Vill demorou alguns minutos a responder, apesar de haver treinado a resposta horas antes, até que por fim explicou:
-Um dos meus vigias ouviu por acidente uma conversa entre Brunnus e outro sujeito. Deu também a impressão que estava a recrutar homens livres.
O imperador sorriu sarcasticamente  e interrogou:
-E esse vosso vigia está vivo?
-Vivo? Sim, está, mas...
-Sabeis que haveis perdido dois homens?
Vill perdia toda a posse ensaiada e o modo calmo e seguro com que se apresentara ao imperador acabava de ser substituído por uma enorme insegurança:
-Não sei do que falais majestade.
O imperador berrou pelo chefe dos guardas imperiais, como se por qualquer razão achasse por bem ter testemunhas e sem perder tempo indagou:
-Já temos notícias do paradeiro do príncipe?

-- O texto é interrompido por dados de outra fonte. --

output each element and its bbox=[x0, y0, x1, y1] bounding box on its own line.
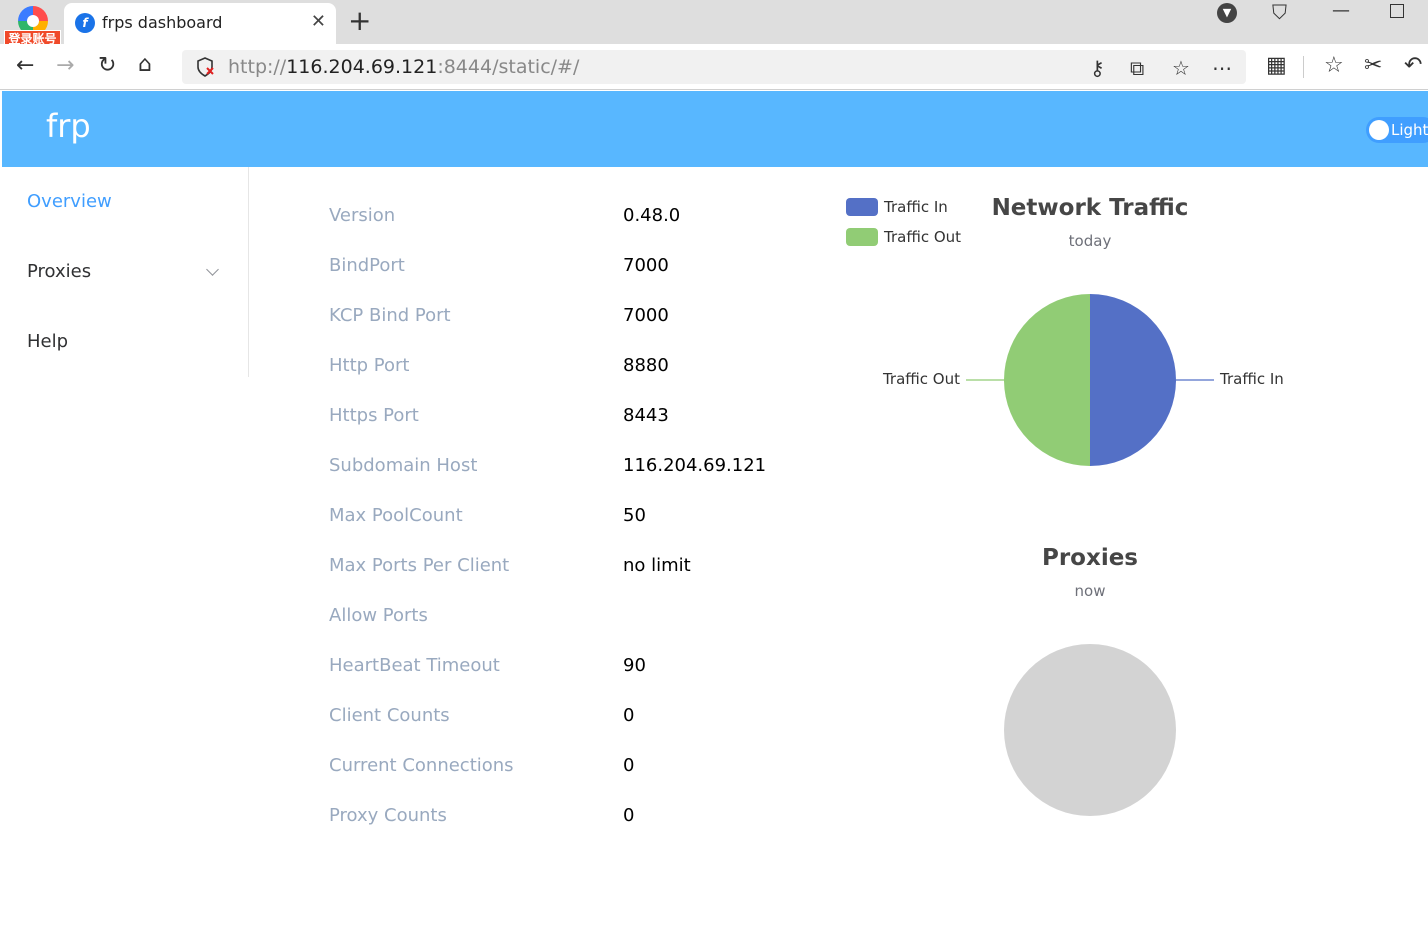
info-value: 7000 bbox=[623, 305, 669, 326]
legend-label-traffic-in[interactable]: Traffic In bbox=[883, 198, 948, 216]
traffic-chart-subtitle: today bbox=[1069, 232, 1112, 250]
sidebar-item-overview[interactable]: Overview bbox=[27, 191, 112, 212]
theme-switch[interactable]: Light bbox=[1366, 117, 1428, 143]
legend-label-traffic-out[interactable]: Traffic Out bbox=[883, 228, 961, 246]
info-value: 8443 bbox=[623, 405, 669, 426]
theme-switch-label: Light bbox=[1391, 121, 1428, 139]
info-key: Current Connections bbox=[329, 755, 514, 776]
apps-grid-icon[interactable]: ▦ bbox=[1266, 53, 1287, 78]
pie-label-traffic-in: Traffic In bbox=[1219, 370, 1284, 388]
info-row: Http Port 8880 bbox=[329, 350, 809, 400]
app-header: frp Light bbox=[2, 91, 1428, 167]
skin-icon[interactable]: ⛉ bbox=[1272, 0, 1287, 24]
info-key: Max PoolCount bbox=[329, 505, 463, 526]
proxies-chart-subtitle: now bbox=[1075, 582, 1106, 600]
back-icon[interactable]: ← bbox=[16, 53, 35, 78]
app-logo[interactable]: frp bbox=[46, 107, 91, 145]
pie-slice-traffic-in[interactable] bbox=[1090, 294, 1176, 466]
legend-swatch-traffic-out[interactable] bbox=[846, 228, 878, 246]
info-value: 0 bbox=[623, 705, 635, 726]
info-row: Version 0.48.0 bbox=[329, 200, 809, 250]
forward-icon[interactable]: → bbox=[56, 53, 75, 78]
info-value: 50 bbox=[623, 505, 646, 526]
frp-favicon-icon: f bbox=[75, 13, 95, 33]
sidebar: Overview Proxies Help bbox=[2, 167, 249, 377]
profile-badge: 登录账号 bbox=[4, 30, 61, 48]
more-icon[interactable]: ⋯ bbox=[1212, 56, 1232, 80]
home-icon[interactable]: ⌂ bbox=[138, 52, 152, 77]
info-key: KCP Bind Port bbox=[329, 305, 451, 326]
url-host: 116.204.69.121 bbox=[286, 56, 438, 78]
address-bar[interactable]: http://116.204.69.121:8444/static/#/ ⚷ ⧉… bbox=[182, 50, 1246, 84]
star-icon[interactable]: ☆ bbox=[1172, 56, 1190, 80]
profile-button[interactable]: 登录账号 bbox=[4, 4, 62, 48]
info-key: Http Port bbox=[329, 355, 410, 376]
info-value: no limit bbox=[623, 555, 691, 576]
info-key: Version bbox=[329, 205, 396, 226]
scissors-icon[interactable]: ✂ bbox=[1364, 53, 1383, 78]
info-value: 0 bbox=[623, 805, 635, 826]
browser-tab[interactable]: f frps dashboard ✕ bbox=[64, 3, 336, 44]
proxies-chart-title: Proxies bbox=[1042, 545, 1138, 571]
chevron-down-icon[interactable] bbox=[206, 263, 219, 276]
info-row: BindPort 7000 bbox=[329, 250, 809, 300]
charts-area: Traffic In Traffic Out Network Traffic t… bbox=[840, 190, 1340, 850]
url-path: :8444/static/#/ bbox=[437, 56, 580, 78]
pie-label-traffic-out: Traffic Out bbox=[882, 370, 960, 388]
info-value: 0.48.0 bbox=[623, 205, 681, 226]
url-scheme: http:// bbox=[228, 56, 287, 78]
info-key: HeartBeat Timeout bbox=[329, 655, 500, 676]
info-row: Proxy Counts 0 bbox=[329, 800, 809, 850]
info-key: Max Ports Per Client bbox=[329, 555, 510, 576]
info-value: 90 bbox=[623, 655, 646, 676]
translate-icon[interactable]: ⧉ bbox=[1130, 56, 1145, 80]
browser-tabstrip: 登录账号 f frps dashboard ✕ + ▼ ⛉ — bbox=[0, 0, 1428, 48]
info-key: Client Counts bbox=[329, 705, 450, 726]
maximize-icon[interactable] bbox=[1390, 4, 1404, 18]
browser-toolbar: ← → ↻ ⌂ http://116.204.69.121:8444/stati… bbox=[0, 44, 1428, 90]
reload-icon[interactable]: ↻ bbox=[98, 53, 117, 78]
info-key: Https Port bbox=[329, 405, 419, 426]
proxies-empty-pie bbox=[1004, 644, 1176, 816]
info-row: Client Counts 0 bbox=[329, 700, 809, 750]
info-value: 116.204.69.121 bbox=[623, 455, 767, 476]
favorites-icon[interactable]: ☆ bbox=[1324, 53, 1344, 78]
legend-swatch-traffic-in[interactable] bbox=[846, 198, 878, 216]
tab-title: frps dashboard bbox=[102, 13, 223, 32]
charts-svg: Traffic In Traffic Out Network Traffic t… bbox=[846, 195, 1284, 816]
info-key: BindPort bbox=[329, 255, 405, 276]
info-row: Max Ports Per Client no limit bbox=[329, 550, 809, 600]
traffic-chart-title: Network Traffic bbox=[992, 195, 1189, 221]
close-tab-icon[interactable]: ✕ bbox=[310, 11, 326, 32]
info-value: 7000 bbox=[623, 255, 669, 276]
new-tab-icon[interactable]: + bbox=[348, 4, 372, 37]
traffic-pie bbox=[1004, 294, 1176, 466]
pie-slice-traffic-out[interactable] bbox=[1004, 294, 1090, 466]
insecure-shield-icon bbox=[197, 57, 214, 77]
info-row: HeartBeat Timeout 90 bbox=[329, 650, 809, 700]
info-row: Subdomain Host 116.204.69.121 bbox=[329, 450, 809, 500]
info-value: 8880 bbox=[623, 355, 669, 376]
info-row: Https Port 8443 bbox=[329, 400, 809, 450]
info-row: Allow Ports bbox=[329, 600, 809, 650]
url-text[interactable]: http://116.204.69.121:8444/static/#/ bbox=[228, 56, 579, 78]
minimize-icon[interactable]: — bbox=[1332, 0, 1350, 21]
info-row: KCP Bind Port 7000 bbox=[329, 300, 809, 350]
sidebar-item-help[interactable]: Help bbox=[27, 331, 69, 352]
info-row: Max PoolCount 50 bbox=[329, 500, 809, 550]
info-key: Allow Ports bbox=[329, 605, 428, 626]
info-row: Current Connections 0 bbox=[329, 750, 809, 800]
undo-icon[interactable]: ↶ bbox=[1404, 53, 1423, 78]
toolbar-divider bbox=[1303, 56, 1304, 78]
key-icon[interactable]: ⚷ bbox=[1090, 56, 1105, 80]
download-icon[interactable]: ▼ bbox=[1217, 3, 1237, 23]
info-value: 0 bbox=[623, 755, 635, 776]
server-info-list: Version 0.48.0 BindPort 7000 KCP Bind Port 70… bbox=[329, 200, 809, 850]
theme-switch-knob bbox=[1369, 120, 1389, 140]
info-key: Proxy Counts bbox=[329, 805, 447, 826]
info-key: Subdomain Host bbox=[329, 455, 478, 476]
sidebar-item-proxies[interactable]: Proxies bbox=[27, 261, 92, 282]
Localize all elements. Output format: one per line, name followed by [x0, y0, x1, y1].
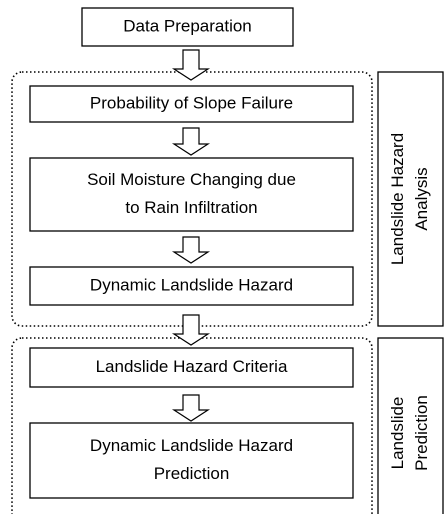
- process-label: to Rain Infiltration: [125, 198, 257, 217]
- group-label-box: [377, 337, 444, 514]
- process-label: Prediction: [154, 464, 230, 483]
- arrow: [171, 127, 211, 156]
- arrow: [171, 314, 211, 346]
- group-label: Landslide Hazard: [388, 133, 407, 265]
- process-label: Dynamic Landslide Hazard: [90, 436, 293, 455]
- group-frame: [11, 71, 373, 327]
- process-label: Landslide Hazard Criteria: [96, 357, 288, 376]
- process-box: [29, 266, 354, 306]
- process-label: Dynamic Landslide Hazard: [90, 275, 293, 294]
- arrow: [171, 49, 211, 81]
- process-box: [29, 422, 354, 499]
- group-label: Analysis: [412, 167, 431, 230]
- process-box: [29, 347, 354, 388]
- arrow: [171, 236, 211, 264]
- process-label: Soil Moisture Changing due: [87, 170, 296, 189]
- group-label-box: [377, 71, 444, 327]
- group-frame: [11, 337, 373, 514]
- process-label: Data Preparation: [123, 16, 252, 35]
- group-label: Landslide: [388, 397, 407, 470]
- process-label: Probability of Slope Failure: [90, 93, 293, 112]
- process-box: [29, 157, 354, 232]
- arrow: [171, 394, 211, 422]
- group-label: Prediction: [412, 395, 431, 471]
- process-box: [29, 85, 354, 123]
- process-box: [81, 7, 294, 47]
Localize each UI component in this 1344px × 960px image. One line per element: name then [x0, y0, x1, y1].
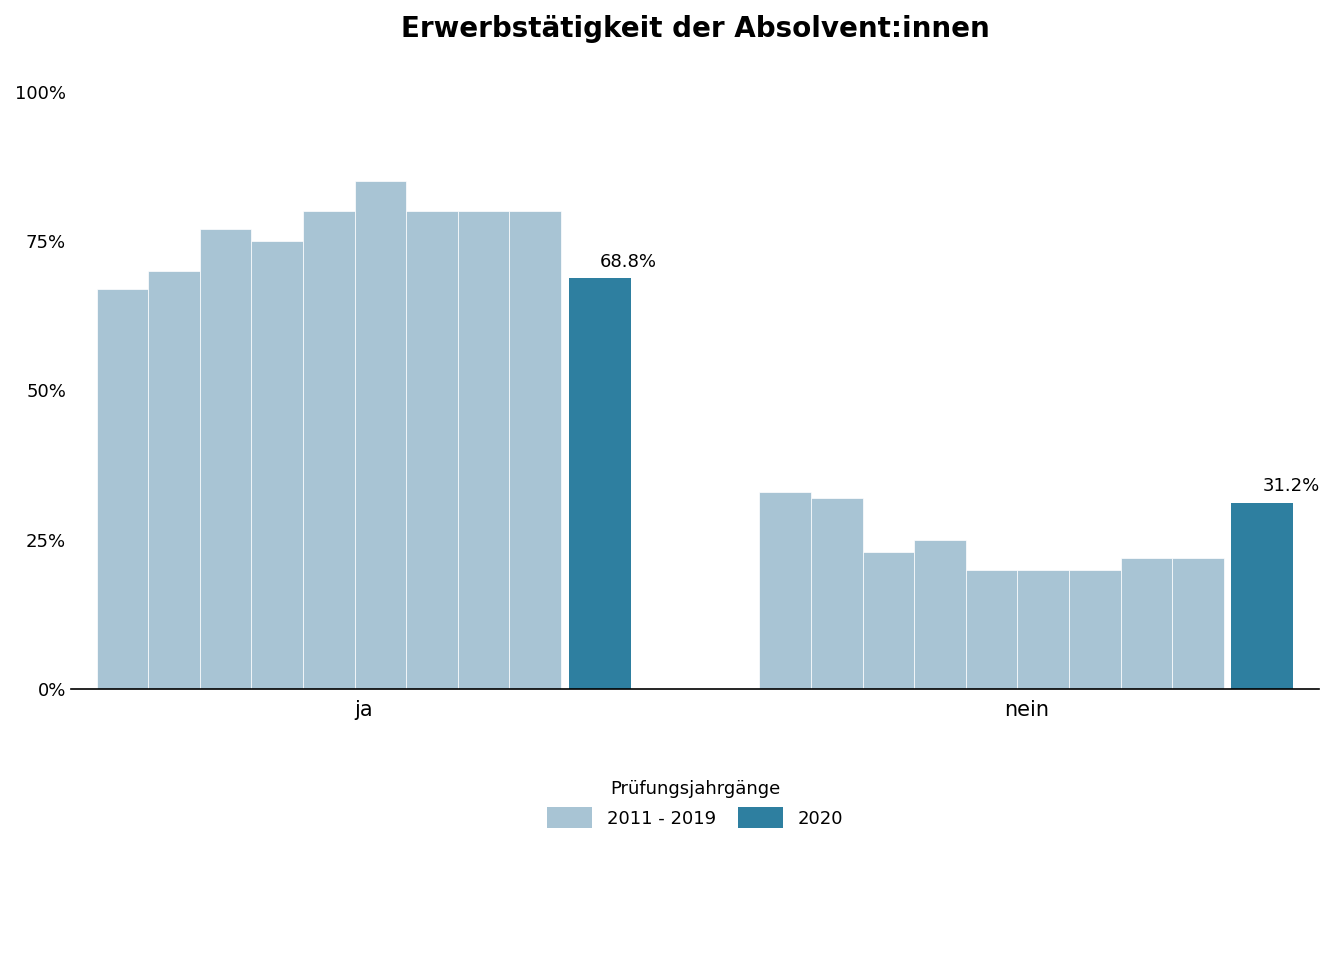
- Legend: 2011 - 2019, 2020: 2011 - 2019, 2020: [540, 773, 849, 835]
- Bar: [966, 569, 1017, 689]
- Bar: [810, 498, 863, 689]
- Bar: [406, 211, 458, 689]
- Bar: [863, 552, 914, 689]
- Bar: [759, 492, 810, 689]
- Bar: [302, 211, 355, 689]
- Bar: [1231, 503, 1293, 689]
- Text: 31.2%: 31.2%: [1262, 477, 1320, 495]
- Text: 68.8%: 68.8%: [599, 253, 657, 271]
- Bar: [569, 278, 630, 689]
- Bar: [200, 229, 251, 689]
- Bar: [914, 540, 966, 689]
- Bar: [97, 289, 148, 689]
- Bar: [1121, 558, 1172, 689]
- Bar: [355, 181, 406, 689]
- Bar: [1172, 558, 1223, 689]
- Bar: [1068, 569, 1121, 689]
- Bar: [1017, 569, 1068, 689]
- Bar: [509, 211, 560, 689]
- Title: Erwerbstätigkeit der Absolvent:innen: Erwerbstätigkeit der Absolvent:innen: [401, 15, 989, 43]
- Bar: [251, 241, 302, 689]
- Bar: [148, 271, 200, 689]
- Bar: [458, 211, 509, 689]
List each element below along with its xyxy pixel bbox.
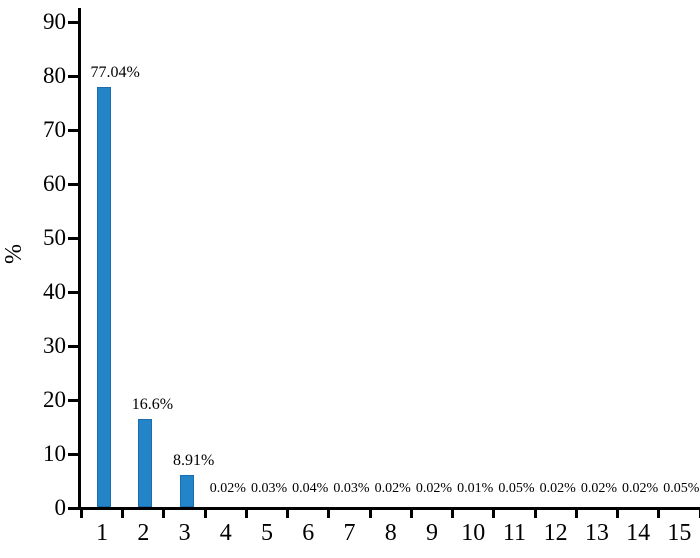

-Não, meu senhor. Temos patrulhas a vasculhar o império.
-Informo que acabo de ser avisado de uma tentativa de traição por parte do general Brunnus. Deveis avisar-me imediatamente mal a vossa patrulha o encontre.
-Perfeitamente senhor. - Respondeu o chefe dos guardas de atarantado com o que ouvia.
-Vivo ou morto!
-Sim, senhor.
-E isto é válido para os dois! - A face irada e de cor vermelha de Braddus enaltecia a fúria que o devorava avidamente por dentro
O homem de braços grossos e ombros largos preparava-se para se retirar, quando o imperador o deteve:
-Contai ao general Vill o que me haveis dito de manhã!- Ordenou enquanto tentava acalmar-se
-Certamente senhor. Hoje a nossa patrulha encontrou dois dos vossos homens mortos, meu general!
-Onde? - Indagou nervosamente.
-Pouco depois do poço Fundo Leste, numa clareira perto.
-Então general. Perde dois homens e não o sabe?
Vill sentiu a  boca seca e a cabeça a andar à roda. não eram tonturas, mas sintoma de pânico:
-Ainda não fui informado... - Respondeu a contragosto.
-Muito bem. Pode-se retirar! - Ordenou  imperador, apontando distraidamente para o Chefe dos Guardas.
E repentinamente Vill sentiu-se mal. Pela descrição do local onde foram encontrados só poderiam ser  eles. E se de facto eram eles, então a testemunha tinha fugido, ou pior...O imperador poderia já estar na posse do corpo de Brunnus e estar tentar saber se ele estaria implicado nisto com Brunnus. Se assim fosse, o que poderia Vill dizer para afastar as suspeitas? 
O general estava neste momento num enorme impasse e prestes a cometer um enorme erro.
O erro surge quando a pressão aumenta e em Orgutt, ela estava nos níveis máximos.